On 2021-03-11 22:01, Bjorn Andersson wrote:
> On Thu 11 Mar 00:19 CST 2021, Sai Prakash Ranjan wrote:
>
>> Hi Bjorn,
>>
>> On 2021-03-11 04:49, Bjorn Andersson wrote:
>> > On Wed 10 Mar 10:46 CST 2021, Souradeep Chowdhury wrote:
>> >
>> > > The DCC is a DMA Engine designed to capture and store data
>> > > during system crash or software triggers. The DCC operates
>> > > based on link list entries which provides it with data and
>> > > addresses and the function it needs to perform. These
>> > > functions are read, write and loop. Added the basic driver
>> > > in this patch which contains a probe method which instantiates
>> > > the resources needed by the driver. DCC has it's own SRAM which
>> > > needs to be instantiated at probe time as well.
>> > >
>> >
>> > So to summarize, the DCC will upon a crash copy the configured region
>> > into the dcc-ram, where it can be retrieved either by dumping the memory
>> > over USB or from sysfs on the next boot?
>> >
>>
>> Not just the next boot, but also for the current boot via /dev/dcc_sram,
>> more below.
>>
>
> Interesting!
>
>> > > Signed-off-by: Souradeep Chowdhury <schowdhu@xxxxxxxxxxxxxx>
>> > > ---
>> > > drivers/soc/qcom/Kconfig | 8 +
>> > > drivers/soc/qcom/Makefile | 1 +
>> > > drivers/soc/qcom/dcc.c | 388
>> > > ++++++++++++++++++++++++++++++++++++++++++++++
>> > > 3 files changed, 397 insertions(+)
>> > > create mode 100644 drivers/soc/qcom/dcc.c
>> > >
>>
>> <snip>...
>>
>> >
>> > How about implementing this using pstore instead of exposing it through
>> > a custom /dev/dcc_sram (if I read the code correclty)
>> >
>>
>> Using pstore is definitely a good suggestion, we have been thinking of
>> adding it as a separate change once the basic support for DCC gets in.
>> But pstore ram backend again depends on warm reboot which is present only
>> in chrome compute platforms but android platforms do not officially support
>> warm reboot. Pstore with block devices as a backend would be ideal but it
>> is still a work in progress to use mmc as the backend [1].
>>
>
> I was under the impression that we can have multiple pstore
> implementations active, so we would have ramoops and dcc presented
> side by side after such restart. Perhaps that's a misunderstanding on my
> part?
>

If you mean pstore backends(persistent ram and block device) as the
implementations, then yes they can separately coexist, but blk device
as the backend is not fully ready and ramoops only guarantees traces
if the DDR contents are retained i.e., on warm reboot.

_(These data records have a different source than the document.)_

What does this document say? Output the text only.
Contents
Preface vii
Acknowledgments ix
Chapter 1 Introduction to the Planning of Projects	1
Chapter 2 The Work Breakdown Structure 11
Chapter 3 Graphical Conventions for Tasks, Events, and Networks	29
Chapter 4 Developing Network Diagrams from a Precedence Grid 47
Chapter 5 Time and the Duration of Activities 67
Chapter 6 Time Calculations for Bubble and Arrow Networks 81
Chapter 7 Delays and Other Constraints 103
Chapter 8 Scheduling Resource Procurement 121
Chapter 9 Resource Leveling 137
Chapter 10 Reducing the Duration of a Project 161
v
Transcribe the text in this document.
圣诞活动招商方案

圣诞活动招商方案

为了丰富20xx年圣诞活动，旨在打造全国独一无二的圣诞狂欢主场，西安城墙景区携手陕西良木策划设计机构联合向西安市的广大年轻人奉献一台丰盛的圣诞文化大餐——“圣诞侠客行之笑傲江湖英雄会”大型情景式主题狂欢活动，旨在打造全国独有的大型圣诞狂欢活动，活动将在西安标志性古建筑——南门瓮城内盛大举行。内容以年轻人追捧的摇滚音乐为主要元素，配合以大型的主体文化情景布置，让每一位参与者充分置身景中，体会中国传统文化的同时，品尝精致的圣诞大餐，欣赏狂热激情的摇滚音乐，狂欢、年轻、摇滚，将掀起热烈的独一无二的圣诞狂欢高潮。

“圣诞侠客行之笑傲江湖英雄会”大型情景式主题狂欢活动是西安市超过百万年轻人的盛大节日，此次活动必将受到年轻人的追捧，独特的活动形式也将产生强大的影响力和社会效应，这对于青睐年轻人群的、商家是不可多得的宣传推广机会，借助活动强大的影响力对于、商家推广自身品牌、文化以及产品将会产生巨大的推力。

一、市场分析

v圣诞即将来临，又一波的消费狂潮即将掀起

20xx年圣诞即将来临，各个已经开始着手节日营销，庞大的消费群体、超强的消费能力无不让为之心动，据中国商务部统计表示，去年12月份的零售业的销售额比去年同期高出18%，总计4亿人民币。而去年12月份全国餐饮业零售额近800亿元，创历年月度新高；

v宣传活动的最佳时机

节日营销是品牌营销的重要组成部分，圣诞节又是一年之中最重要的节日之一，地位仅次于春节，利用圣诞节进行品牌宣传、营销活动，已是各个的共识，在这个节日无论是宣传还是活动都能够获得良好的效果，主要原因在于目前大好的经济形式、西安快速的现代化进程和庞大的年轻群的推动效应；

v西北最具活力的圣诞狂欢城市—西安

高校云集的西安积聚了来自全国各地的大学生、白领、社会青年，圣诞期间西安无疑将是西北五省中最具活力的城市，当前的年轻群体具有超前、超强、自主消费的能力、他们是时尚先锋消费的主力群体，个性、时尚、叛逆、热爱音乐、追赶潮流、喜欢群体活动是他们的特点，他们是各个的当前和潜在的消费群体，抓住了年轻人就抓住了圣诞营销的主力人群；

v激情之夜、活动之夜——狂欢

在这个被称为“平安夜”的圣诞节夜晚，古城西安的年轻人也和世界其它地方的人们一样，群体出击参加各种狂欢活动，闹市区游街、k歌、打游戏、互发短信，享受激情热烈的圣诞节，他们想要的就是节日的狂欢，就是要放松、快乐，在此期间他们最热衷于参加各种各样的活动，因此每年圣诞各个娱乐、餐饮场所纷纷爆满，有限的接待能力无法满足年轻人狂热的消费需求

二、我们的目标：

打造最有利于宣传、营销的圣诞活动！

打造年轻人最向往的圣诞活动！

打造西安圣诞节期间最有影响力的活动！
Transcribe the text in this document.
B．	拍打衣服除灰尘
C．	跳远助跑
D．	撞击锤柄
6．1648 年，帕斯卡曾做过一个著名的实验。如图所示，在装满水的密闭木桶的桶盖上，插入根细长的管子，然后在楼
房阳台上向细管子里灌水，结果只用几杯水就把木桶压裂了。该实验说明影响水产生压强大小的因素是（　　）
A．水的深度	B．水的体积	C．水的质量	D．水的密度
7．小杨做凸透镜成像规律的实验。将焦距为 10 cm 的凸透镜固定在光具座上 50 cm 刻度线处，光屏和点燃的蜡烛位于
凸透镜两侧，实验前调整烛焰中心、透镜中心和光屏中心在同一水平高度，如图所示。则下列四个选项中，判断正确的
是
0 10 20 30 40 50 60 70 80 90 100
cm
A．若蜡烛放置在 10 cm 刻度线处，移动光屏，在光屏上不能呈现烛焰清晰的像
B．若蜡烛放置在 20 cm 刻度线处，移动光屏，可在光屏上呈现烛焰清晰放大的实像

In case of ramoops, we currently have console-ramoops, dmesg-ramoops,
ftrace-ramoops, pmsg-ramoops. We cannot add dcc-ramoops directly like
this as DCC is very platform specific(and QTI specific).

I wanted to add something like device-ramoops/misc-ramoops where the
device drivers could register with pstore and provide some useful debug
information but the size of ramoops reserved is usually very small and
is divided among all of these. So even if lets say we add DCC today and
later on multiple devices which are present in the same SoC, then the
reserved memory will not be enough and its not easy to properly divide
the memory regions to these devices within device-ramoops, there needs
to be some sort of dynamic reservation as the device probes, so its
currently on hold.

One other reason is the firmware being smart, such as depthcharge [1]
which deletes the ramoops DT node when it loads Kernel+DTB image and
adds its own ramoops node with the size it prefers(which is small) and
so we would need a firmware side change as well to accomodate dcc-ramoops.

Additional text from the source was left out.